Headlight switch drama

I'm getting my a&& handed to me by an electrical issue, and I suspect that there is one company making these switches overseas under multiple names/packaging, and they're all defective.

1964 Dart GT. The issue has been no rear running lights, brake lights, or dash lights. Headlights and turn signals are okay. Pulled the switch from the dash and tested it with the meter with it installed - switch is bad and not sending power to those terminals. Bought a replacement from O'Reilly's, Standard Parts part # DS 165. Installed it and it worked for about a month before it failed, same exact issues. Tested it and confirmed it's bad. Bought another Standard Parts part # DS 165 and replaced it. Worked for about one minute, then gone. Removed it and bench tested it, bad switch. Bought a third Standard Parts part # DS 165, and it worked for a few days before going out. I took the car to an experienced local mechanic that I know well and he tested the circuits and said we aren't having a grounding issue. He went through it a second time to be sure, no issues found. So I went over to O'Reilley's again and bought Standard Parts part # DS 165 number four. This time we tested it right out of the box before installing - bad switch. All of these boxes say 'Made in Taiwan', and all fail with the same symptoms - headlights work but the taillights, brake lights, and dash lights do not.

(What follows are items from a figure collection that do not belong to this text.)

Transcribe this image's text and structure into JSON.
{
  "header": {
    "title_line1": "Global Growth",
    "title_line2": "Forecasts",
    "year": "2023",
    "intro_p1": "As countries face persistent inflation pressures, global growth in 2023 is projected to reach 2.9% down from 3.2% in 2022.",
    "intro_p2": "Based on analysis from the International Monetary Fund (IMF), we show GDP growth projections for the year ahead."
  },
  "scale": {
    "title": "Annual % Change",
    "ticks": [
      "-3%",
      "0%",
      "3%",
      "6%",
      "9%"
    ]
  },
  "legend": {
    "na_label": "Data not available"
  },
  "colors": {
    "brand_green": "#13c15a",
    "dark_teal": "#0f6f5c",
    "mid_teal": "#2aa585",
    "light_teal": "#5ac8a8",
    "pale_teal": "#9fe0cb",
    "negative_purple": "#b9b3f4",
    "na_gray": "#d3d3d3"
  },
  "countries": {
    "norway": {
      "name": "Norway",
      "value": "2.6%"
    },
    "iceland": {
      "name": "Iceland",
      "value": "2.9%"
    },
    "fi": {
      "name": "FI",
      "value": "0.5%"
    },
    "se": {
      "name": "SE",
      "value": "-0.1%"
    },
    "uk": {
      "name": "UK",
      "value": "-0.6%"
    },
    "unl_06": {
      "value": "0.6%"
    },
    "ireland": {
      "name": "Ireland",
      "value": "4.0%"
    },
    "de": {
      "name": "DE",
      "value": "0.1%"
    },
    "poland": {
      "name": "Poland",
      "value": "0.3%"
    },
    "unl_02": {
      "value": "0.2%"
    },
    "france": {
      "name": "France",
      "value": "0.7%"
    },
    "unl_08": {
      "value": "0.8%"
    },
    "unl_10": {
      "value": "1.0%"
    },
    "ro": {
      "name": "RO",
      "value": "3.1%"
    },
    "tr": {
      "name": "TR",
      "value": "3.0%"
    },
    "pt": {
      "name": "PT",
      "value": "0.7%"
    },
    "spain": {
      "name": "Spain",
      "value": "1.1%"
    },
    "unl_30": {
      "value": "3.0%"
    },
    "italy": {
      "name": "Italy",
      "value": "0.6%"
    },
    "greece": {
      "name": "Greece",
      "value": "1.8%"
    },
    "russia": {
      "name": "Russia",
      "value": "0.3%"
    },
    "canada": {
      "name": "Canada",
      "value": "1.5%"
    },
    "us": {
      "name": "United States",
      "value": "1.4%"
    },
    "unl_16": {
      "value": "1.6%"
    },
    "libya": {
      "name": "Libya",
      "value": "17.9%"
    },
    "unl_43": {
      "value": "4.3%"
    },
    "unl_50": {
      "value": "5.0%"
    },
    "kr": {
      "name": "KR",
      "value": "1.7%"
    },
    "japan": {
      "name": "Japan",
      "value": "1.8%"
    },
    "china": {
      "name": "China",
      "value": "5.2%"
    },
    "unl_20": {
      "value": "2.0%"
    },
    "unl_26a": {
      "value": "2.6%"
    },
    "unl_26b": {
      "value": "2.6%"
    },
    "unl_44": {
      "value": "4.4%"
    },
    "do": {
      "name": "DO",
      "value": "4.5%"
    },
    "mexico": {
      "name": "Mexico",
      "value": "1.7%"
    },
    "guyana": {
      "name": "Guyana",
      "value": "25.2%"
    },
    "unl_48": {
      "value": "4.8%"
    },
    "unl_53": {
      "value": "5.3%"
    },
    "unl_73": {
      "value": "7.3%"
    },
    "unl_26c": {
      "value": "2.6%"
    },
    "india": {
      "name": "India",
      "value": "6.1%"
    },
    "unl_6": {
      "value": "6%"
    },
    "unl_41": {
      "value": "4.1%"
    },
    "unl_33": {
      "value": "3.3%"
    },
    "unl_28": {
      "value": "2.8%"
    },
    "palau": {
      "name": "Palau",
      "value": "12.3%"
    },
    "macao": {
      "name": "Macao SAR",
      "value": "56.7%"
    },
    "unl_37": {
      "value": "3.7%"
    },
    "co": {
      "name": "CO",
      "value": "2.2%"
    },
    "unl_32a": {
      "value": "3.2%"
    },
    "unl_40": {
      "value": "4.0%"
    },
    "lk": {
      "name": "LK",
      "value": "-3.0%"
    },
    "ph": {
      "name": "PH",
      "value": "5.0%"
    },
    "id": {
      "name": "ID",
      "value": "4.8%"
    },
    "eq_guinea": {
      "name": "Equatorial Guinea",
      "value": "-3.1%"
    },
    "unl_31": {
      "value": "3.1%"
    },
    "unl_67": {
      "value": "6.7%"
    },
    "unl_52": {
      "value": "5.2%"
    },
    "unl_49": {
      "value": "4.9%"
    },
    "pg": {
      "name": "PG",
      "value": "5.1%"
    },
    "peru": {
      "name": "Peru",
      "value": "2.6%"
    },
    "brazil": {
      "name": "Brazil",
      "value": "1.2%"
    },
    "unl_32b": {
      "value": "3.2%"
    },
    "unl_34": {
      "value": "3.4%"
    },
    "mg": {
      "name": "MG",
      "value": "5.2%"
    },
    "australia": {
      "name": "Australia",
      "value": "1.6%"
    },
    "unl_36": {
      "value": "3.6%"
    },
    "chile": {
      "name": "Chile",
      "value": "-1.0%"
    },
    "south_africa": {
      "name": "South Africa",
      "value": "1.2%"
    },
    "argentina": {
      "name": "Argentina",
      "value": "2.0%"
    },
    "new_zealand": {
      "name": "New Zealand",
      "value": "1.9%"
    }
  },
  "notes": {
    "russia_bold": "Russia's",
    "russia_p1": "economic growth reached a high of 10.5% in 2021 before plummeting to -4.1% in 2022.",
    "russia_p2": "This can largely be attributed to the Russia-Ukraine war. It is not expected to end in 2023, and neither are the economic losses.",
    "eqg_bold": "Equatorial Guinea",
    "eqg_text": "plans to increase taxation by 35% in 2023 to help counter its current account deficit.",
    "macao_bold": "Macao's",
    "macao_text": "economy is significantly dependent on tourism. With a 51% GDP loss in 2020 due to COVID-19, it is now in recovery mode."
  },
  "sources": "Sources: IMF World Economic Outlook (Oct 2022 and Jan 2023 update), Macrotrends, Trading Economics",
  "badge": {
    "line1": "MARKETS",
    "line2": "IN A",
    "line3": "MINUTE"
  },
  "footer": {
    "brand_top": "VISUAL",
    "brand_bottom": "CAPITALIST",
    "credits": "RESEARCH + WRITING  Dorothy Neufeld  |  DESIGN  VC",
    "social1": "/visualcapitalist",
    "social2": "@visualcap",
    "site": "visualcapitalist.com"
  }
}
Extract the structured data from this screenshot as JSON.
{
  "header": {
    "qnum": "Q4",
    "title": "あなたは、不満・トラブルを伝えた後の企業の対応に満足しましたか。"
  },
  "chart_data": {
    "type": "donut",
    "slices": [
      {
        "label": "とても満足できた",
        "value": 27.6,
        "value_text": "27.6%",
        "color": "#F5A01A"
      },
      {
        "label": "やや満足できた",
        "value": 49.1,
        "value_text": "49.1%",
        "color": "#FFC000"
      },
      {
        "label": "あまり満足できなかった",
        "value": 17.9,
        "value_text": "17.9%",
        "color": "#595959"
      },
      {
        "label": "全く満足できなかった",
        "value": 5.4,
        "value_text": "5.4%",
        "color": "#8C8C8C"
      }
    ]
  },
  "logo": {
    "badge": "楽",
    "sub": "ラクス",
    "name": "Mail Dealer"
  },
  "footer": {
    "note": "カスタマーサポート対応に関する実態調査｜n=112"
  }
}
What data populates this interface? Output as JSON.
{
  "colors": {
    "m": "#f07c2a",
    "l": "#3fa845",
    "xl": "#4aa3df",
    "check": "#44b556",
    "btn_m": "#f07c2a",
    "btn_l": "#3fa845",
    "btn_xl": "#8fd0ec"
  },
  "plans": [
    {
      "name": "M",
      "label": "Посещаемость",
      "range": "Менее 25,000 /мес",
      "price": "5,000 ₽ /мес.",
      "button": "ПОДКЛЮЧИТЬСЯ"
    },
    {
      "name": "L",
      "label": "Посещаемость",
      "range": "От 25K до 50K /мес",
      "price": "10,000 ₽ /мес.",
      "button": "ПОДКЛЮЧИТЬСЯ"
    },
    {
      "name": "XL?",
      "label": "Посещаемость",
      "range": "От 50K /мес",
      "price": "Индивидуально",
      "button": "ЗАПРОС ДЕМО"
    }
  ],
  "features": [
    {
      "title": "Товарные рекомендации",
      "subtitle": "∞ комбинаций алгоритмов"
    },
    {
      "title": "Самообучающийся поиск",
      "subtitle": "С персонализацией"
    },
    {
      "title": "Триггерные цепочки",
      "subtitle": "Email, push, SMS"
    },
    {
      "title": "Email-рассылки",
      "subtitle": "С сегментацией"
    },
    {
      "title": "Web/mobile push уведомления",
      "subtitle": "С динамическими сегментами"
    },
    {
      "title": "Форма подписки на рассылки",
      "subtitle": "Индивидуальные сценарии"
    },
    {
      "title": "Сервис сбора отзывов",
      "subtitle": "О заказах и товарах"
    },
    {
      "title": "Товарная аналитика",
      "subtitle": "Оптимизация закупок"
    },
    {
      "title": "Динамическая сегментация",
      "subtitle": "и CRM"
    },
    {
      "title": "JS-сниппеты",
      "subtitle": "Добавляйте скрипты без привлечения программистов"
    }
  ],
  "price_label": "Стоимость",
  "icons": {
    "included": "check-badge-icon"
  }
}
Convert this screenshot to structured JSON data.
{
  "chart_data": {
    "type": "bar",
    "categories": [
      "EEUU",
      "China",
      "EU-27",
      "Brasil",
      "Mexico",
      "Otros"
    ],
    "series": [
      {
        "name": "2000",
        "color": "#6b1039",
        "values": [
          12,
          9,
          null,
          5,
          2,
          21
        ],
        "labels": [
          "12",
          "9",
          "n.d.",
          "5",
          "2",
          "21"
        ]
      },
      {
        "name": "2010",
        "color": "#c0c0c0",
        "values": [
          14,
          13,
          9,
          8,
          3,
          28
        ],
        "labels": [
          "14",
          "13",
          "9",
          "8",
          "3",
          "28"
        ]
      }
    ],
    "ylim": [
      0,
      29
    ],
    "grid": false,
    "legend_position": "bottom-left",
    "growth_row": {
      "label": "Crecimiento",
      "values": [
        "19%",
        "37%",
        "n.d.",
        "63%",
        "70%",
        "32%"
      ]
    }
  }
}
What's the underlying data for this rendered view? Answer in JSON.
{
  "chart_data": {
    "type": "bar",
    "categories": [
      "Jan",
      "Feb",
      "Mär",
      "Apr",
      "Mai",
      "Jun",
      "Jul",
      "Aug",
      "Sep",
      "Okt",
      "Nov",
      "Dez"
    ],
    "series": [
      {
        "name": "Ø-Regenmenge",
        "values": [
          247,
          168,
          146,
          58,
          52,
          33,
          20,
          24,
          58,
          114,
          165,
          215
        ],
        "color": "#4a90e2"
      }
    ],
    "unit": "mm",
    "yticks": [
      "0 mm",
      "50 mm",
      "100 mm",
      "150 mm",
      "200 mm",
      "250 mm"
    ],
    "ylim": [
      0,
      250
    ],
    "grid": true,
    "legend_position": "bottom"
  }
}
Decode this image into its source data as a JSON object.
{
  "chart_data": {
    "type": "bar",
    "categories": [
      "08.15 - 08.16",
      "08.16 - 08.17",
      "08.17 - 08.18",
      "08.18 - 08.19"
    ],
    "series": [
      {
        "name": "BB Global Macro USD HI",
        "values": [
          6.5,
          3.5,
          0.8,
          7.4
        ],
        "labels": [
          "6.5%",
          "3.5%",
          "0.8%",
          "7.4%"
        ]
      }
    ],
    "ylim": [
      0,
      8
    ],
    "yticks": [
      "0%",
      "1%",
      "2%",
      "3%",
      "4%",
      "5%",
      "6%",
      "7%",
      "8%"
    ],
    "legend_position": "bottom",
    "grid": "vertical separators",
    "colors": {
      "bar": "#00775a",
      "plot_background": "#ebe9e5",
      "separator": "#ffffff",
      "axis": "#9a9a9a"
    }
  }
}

So we install this defective switch with jumpers from the headlight terminal to the brake, tail, and dash terminals. As long as you drive the car with the headlights on, everything works and it's not blowing fuses.

At this point I'm done with O'Reilly's and Standard Parts brand, although I'll give O'Reilly's credit for warrantying all of them. So I call NAPA. They have an Echlin brand switch, part # HL6571. I've always had good results with NAPA/Echlin ignition parts, so I had them order it in for me. Went to NAPA when it arrived - box says made in Taiwan. Eye roll and groan. Install it, and it works for a moment and goes out. Bench tested switch number 5 and it's no good. So this time I decide to drill out the three rivets and take a look at the inside of the switch. There is no sign of mechanical or electrical distress. In fact, they appear to be fairly simple and solid.

I'm at a loss here. The mechanic is adamant that there isn't a short, and the fact that everything works with the jumpers in place with the headlights on without blowing a fuse seems to back this up. As does the fact that one was defective out of the box, without being installed.

Any thoughts? Am I missing something? Has anybody seen multiple failures like this on other parts?